It has been something of a theme in the last few of Ehrenreich's books that the middle- and lower-classes get to carry the cross. When bad things happen, it's their fault,whether the bad things happen to them or to somebody else. In Bait and Switch, Ehrenreich specifically targets the coaches and seminars aimed at newly-unemployed white collar workers, telling them how to change their looks and attitudes, and asks "what's wrong with this picture?"
In Bright-Sided, she takes this theme farther. She investigates the actual positive-thinking industry itself, from its presumed origins to the present day, and points to the links between this near-magical-thinking method and the recent economic disasters. A significant case in point was George W. Bush, who hated to hear anything "negative". If we believe all is right with the world then good things will come to us.
Ehrenreich traces the origins of the positive-thinking movement to a reaction to doomsday Calvinist training back in the early days of this country. She picks out a few examples of preachers of different sorts, most particularly Mary Baker Eddy, who rejected the common fatalistic teachings of the day and proposed that all we need is there for the taking if we simply let it in.
While she makes several references to Harriet Beecher Stowe and two of her siblings, she does not, oddly, mention Henry Ward Beecher, another brother, who essentially led the movement away from Calvinism to an early version of today's feel-good religions. He became what was probably the first religious megastar, even accompanied by the scandals that seem to go along with this position. (Take a look at The Most Famous Man in America - and here I note that I am related to the Beechers, just for disclosure.) Somehow Ehrenreich misses Beecher, but she doesn't miss the bigger picture.
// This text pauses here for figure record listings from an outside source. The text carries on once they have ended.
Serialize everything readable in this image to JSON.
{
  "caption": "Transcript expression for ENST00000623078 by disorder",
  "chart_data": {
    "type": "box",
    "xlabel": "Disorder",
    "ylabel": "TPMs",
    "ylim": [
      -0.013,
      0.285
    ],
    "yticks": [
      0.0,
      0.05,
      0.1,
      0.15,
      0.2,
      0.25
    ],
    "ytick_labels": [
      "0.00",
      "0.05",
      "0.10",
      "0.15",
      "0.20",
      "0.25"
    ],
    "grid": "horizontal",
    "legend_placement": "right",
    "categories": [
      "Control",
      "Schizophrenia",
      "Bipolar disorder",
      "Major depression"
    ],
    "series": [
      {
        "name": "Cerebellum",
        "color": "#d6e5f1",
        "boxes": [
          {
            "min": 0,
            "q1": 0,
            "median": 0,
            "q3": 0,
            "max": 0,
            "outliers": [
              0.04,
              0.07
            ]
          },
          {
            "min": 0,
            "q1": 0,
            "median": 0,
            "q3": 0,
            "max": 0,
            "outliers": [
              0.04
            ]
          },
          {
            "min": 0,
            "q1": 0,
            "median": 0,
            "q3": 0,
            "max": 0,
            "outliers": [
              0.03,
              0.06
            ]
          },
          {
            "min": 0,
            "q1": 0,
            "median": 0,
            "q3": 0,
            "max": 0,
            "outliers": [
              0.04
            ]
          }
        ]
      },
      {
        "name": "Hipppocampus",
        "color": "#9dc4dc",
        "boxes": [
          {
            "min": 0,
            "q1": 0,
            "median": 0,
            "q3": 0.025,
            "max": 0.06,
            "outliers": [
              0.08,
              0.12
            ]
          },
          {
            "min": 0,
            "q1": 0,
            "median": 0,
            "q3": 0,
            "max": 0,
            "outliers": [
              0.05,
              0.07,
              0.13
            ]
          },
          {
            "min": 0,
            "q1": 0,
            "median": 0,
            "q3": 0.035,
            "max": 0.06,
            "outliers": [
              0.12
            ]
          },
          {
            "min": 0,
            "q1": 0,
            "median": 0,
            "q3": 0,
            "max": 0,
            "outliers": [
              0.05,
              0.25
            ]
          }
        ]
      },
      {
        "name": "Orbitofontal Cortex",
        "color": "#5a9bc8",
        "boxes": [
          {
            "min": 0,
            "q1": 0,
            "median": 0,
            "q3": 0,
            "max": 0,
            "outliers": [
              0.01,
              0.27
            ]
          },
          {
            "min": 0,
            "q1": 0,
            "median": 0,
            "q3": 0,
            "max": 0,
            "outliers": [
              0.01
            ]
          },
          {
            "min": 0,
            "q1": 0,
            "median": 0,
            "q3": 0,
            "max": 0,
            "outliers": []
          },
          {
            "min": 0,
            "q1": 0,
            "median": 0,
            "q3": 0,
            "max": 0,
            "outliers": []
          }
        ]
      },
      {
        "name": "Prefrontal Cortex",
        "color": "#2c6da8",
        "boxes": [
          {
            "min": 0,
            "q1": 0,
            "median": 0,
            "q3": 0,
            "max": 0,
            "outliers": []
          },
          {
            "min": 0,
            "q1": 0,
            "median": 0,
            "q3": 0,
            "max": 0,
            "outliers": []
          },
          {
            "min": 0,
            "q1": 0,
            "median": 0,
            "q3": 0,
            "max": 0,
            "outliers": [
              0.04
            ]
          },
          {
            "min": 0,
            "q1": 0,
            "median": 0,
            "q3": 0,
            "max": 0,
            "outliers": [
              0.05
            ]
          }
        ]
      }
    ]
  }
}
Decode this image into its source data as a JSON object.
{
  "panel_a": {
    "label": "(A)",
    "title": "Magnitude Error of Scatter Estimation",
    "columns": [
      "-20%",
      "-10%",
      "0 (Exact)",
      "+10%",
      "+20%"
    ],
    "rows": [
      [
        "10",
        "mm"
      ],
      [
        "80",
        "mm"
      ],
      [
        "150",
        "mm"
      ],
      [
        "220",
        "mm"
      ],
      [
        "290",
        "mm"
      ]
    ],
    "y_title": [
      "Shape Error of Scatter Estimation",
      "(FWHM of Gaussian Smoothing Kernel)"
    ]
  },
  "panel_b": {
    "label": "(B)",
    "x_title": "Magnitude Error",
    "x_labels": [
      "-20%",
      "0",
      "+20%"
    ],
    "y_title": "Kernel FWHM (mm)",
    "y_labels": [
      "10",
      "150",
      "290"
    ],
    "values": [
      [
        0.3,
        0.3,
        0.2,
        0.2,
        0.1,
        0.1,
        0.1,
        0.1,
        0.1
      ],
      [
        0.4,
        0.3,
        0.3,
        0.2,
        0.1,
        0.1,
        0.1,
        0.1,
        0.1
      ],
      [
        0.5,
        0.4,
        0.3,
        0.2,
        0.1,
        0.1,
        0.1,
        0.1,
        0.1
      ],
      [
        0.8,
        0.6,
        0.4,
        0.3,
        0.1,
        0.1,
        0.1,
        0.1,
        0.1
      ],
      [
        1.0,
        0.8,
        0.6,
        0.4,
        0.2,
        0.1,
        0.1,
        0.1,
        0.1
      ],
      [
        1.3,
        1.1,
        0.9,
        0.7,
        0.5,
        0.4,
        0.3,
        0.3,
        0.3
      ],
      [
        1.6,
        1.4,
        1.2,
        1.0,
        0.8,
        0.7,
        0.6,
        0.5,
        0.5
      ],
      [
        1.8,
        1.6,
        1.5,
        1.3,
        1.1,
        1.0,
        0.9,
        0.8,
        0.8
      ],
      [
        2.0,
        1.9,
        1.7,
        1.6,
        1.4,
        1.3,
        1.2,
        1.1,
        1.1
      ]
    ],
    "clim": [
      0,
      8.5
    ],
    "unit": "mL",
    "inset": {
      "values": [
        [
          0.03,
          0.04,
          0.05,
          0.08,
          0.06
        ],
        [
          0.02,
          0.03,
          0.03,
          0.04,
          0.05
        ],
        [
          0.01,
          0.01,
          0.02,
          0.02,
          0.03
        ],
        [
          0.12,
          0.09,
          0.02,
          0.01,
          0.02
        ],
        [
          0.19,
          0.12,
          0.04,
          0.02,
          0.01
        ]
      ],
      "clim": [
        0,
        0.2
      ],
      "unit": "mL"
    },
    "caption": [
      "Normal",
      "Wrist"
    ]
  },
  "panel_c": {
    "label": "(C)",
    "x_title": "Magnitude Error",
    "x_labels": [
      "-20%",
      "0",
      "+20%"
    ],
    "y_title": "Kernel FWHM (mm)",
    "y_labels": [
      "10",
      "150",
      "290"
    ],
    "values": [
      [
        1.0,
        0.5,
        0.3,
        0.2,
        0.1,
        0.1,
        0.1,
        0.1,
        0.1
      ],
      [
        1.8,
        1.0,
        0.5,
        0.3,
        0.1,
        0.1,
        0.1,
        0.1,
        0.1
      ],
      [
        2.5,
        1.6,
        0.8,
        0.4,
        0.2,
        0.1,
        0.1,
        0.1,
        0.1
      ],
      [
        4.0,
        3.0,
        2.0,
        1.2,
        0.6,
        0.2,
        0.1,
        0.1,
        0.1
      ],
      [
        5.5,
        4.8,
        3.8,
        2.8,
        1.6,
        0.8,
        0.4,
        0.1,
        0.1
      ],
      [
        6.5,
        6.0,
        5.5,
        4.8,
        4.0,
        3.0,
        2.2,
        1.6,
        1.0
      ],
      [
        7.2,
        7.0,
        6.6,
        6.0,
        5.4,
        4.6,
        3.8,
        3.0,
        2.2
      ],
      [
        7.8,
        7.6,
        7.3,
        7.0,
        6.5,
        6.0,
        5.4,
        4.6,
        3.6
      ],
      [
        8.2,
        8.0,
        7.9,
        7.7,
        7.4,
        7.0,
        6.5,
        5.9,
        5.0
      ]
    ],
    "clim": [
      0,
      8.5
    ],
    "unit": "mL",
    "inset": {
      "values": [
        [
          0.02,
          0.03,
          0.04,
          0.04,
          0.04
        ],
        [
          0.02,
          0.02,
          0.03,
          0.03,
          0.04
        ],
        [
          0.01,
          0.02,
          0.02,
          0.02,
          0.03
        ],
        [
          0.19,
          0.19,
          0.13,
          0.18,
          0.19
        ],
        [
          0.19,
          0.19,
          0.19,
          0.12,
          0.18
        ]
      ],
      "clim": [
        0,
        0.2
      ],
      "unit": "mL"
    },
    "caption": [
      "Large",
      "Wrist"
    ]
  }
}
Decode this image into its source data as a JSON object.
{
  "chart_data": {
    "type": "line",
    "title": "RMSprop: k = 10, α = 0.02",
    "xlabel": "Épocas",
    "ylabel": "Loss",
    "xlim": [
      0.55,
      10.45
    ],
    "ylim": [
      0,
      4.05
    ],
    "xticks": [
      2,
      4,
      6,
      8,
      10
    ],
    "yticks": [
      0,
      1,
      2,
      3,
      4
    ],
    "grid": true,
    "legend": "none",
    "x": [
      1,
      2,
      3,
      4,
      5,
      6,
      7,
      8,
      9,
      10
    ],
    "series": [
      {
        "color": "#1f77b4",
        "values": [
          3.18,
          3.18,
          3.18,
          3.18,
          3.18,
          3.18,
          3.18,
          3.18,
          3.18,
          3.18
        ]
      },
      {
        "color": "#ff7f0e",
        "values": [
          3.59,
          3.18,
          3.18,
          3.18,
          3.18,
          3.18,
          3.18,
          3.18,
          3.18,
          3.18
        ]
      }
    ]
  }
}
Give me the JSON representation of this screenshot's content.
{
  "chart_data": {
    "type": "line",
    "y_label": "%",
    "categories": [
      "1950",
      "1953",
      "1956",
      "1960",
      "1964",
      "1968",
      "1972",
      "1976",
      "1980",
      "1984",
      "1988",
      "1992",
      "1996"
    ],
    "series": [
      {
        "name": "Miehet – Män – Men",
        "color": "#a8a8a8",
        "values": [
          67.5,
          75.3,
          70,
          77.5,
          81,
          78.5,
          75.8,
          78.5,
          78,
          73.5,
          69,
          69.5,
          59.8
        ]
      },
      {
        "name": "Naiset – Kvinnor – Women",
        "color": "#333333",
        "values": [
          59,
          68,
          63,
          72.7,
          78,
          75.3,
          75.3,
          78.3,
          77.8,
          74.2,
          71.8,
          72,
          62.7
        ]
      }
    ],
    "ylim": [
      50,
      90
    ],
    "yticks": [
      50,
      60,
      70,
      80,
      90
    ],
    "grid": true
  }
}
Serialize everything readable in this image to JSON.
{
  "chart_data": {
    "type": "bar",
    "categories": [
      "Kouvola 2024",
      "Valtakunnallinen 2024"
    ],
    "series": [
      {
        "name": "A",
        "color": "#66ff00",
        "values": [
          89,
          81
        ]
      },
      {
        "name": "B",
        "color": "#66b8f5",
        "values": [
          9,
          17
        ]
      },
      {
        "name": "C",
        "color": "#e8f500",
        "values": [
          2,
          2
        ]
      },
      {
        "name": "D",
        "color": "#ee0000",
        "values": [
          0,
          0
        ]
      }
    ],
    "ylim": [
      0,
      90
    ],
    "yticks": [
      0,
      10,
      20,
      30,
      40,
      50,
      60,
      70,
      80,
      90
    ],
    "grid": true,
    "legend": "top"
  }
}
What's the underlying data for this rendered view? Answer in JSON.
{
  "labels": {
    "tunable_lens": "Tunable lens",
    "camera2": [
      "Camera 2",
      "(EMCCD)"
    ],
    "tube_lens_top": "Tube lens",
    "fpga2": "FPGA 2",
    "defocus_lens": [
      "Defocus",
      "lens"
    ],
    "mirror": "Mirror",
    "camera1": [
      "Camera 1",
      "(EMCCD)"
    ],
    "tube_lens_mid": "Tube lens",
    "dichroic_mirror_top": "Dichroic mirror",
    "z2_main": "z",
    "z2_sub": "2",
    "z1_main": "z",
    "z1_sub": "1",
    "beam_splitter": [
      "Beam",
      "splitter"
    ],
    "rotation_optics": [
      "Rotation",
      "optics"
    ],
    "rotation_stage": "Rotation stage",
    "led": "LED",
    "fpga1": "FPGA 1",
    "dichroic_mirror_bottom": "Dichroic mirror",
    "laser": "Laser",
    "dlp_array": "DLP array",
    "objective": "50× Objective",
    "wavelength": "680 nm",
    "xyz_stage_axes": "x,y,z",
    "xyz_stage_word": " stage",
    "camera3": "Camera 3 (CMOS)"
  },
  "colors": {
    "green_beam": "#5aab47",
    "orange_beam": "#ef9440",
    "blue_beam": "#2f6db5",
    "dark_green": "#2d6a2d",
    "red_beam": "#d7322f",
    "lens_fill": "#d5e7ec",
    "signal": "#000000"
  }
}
From here she moves into the twentieth century and to such luminaries as Norman Vincent Peale (The Power of Positive Thinking), Napoleon Hill (Think and Grow Rich), Dale Carnegie (How to Win Friends and Influence People). She looks at the new crop, from Martin Seligman to the co-authors of The Secret to many others.
While the now-huge industry of positive thinking, including motivational speakers, seminars and workshops, books, DVDs and more, relies in large part on the contention that positive thinking actually works, Ehrenreich plunges daggers into that balloon. She dissects the claims that the method is backed by science and finds that the emperor has no clothes.
So what? So what if millions spend their money needlessly on shoddy science? It wouldn't be the first time. The reason for Ehrenreich's anger, which starts at the very beginning of the book with anger at the exhortations of others to see her diagnosis of breast cancer as a positive thing and her chances at beating it as dependent on her attitude, is that this focus on wispy, intuitional, ungrounded methods pulls the rug out from under sounder disciplines and actions. Thus the rise of the corporations at the expense of everyone under the top levels. Thus the damage to our economy, to our housing stability, to our position in the world, and to our own ability to do anything about any of it.
Positive thinking, in other words, is a negative thing. We need to stay not in the negative but in the real world. Base our decisions on sound reasoning and experience. See what is happening clearly, take the blinders off. Get angry if it makes sense.
As usual, the book is simply written, easy to read, and contains many pages of notes and references, allowing one to take it further.
I like that Ehrenreich faced this one down directly, but I want more. I may need to dip more into the heavier texts. We'll see.